SFRA stands for Sweep Frequency Response Analysis. This test is very reliable for condition monitoring of physical condition of transformer winding, core and above all core & winding integrity.
Why to conduct SFRA test?
The winding of Transformer may be subjected to mechanical stresses during transportation, heavy short circuit faults, transient switching impulses & lightening impulses etc. These mechanical stresses may cause displacement of transformer winding from their position and may also cause deformation of these winding.

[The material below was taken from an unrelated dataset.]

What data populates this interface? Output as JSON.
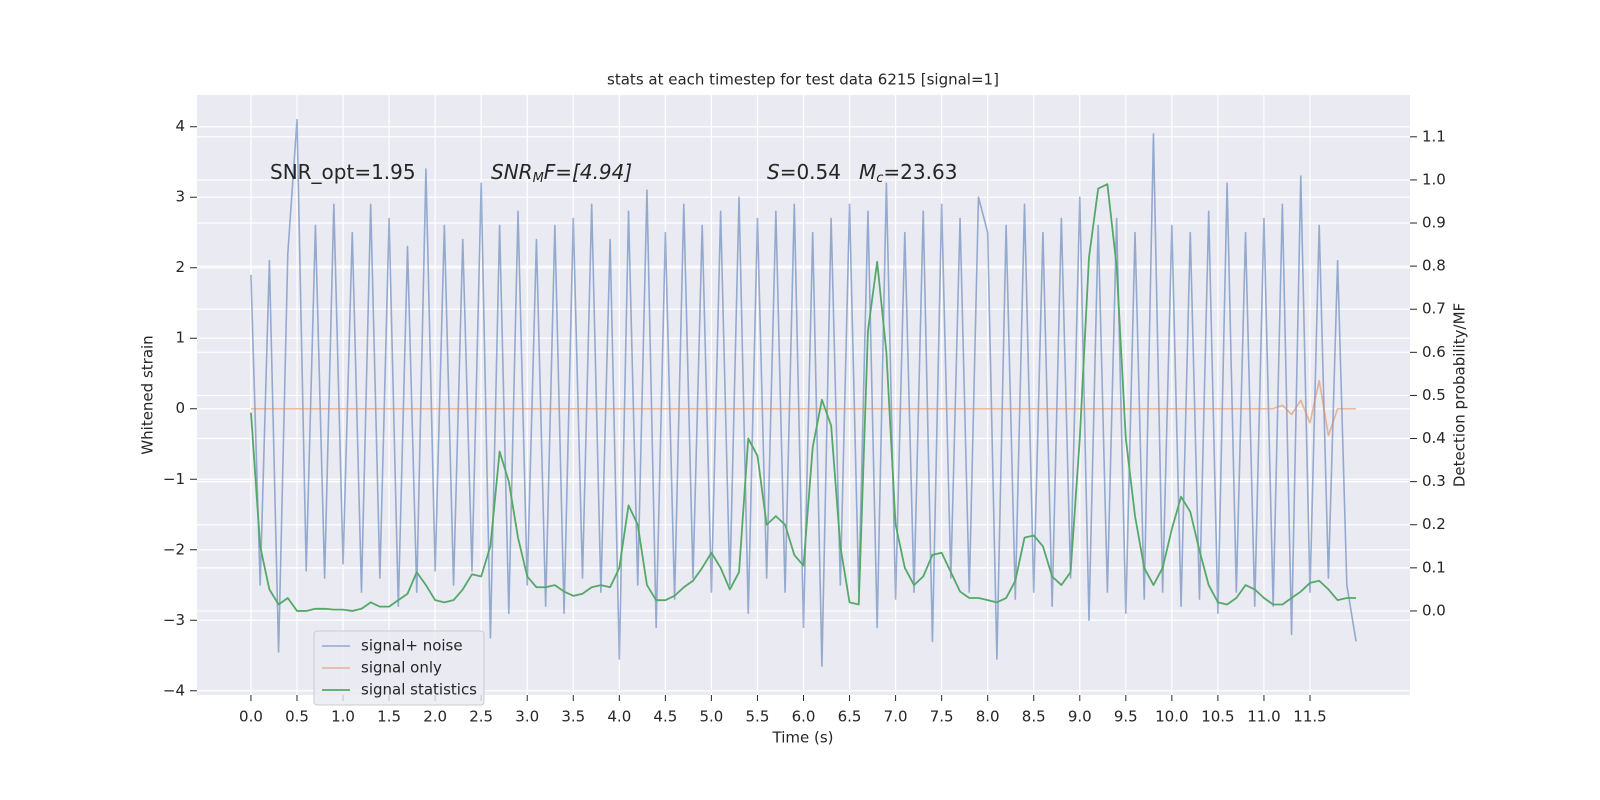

SFRA Test can efficiently detect:
- Displacement of Transformer core
- Deformation & displacement of winding
- Faulty core grounds
- Collapse of partial winding
- Broken or loosen clamp connections
- Short circuited turns
- Open winding conditions.
Principle of SFRA Test:
As each of the electrical equipment is combination of R, L & C. In Transformer each winding turn is separated from other by paper insulation which acts as dielectric and windings themselves have inductance and resistance, a transformer can be considered as a complicated distributed network of resistance, inductance, and capacitance or in other words a Transformer is a complicated RLC circuit as shown in figure below. Because of this each winding of a transformer exhibits a particular frequency response.
In Sweep Frequency Response Analysis a sinusoidal voltage Vi is applied to one end of a winding and output voltage Vo is measured at the other end of the winding while keeping the other windings open.
As the winding is itself a distributed RLC circuit it will behave like RLC filter and gives different output voltages at different frequencies. That means if we go on increasing the frequency of the input signal without changing its voltage level we will get different output voltages at different frequencies depending upon the RLC nature of the winding. If we plot these output voltages against the corresponding frequencies we will get a particular pattern for a particular winding as shown in figure below.
But after transportation, heavy short circuit faults, transient switching impulses and lightening impulses etc, if we do same Sweep Frequency Response Analysis test and superimpose the present signature with the earlier pattern and observe some deviation between the two graphs / signature. Thus we can conclude that there is mechanical displacement / deformation in the Winding / Core.
Thus using SFRA test, we can say whether Transformer windings / core is OK or not. This method is simple yet reliable.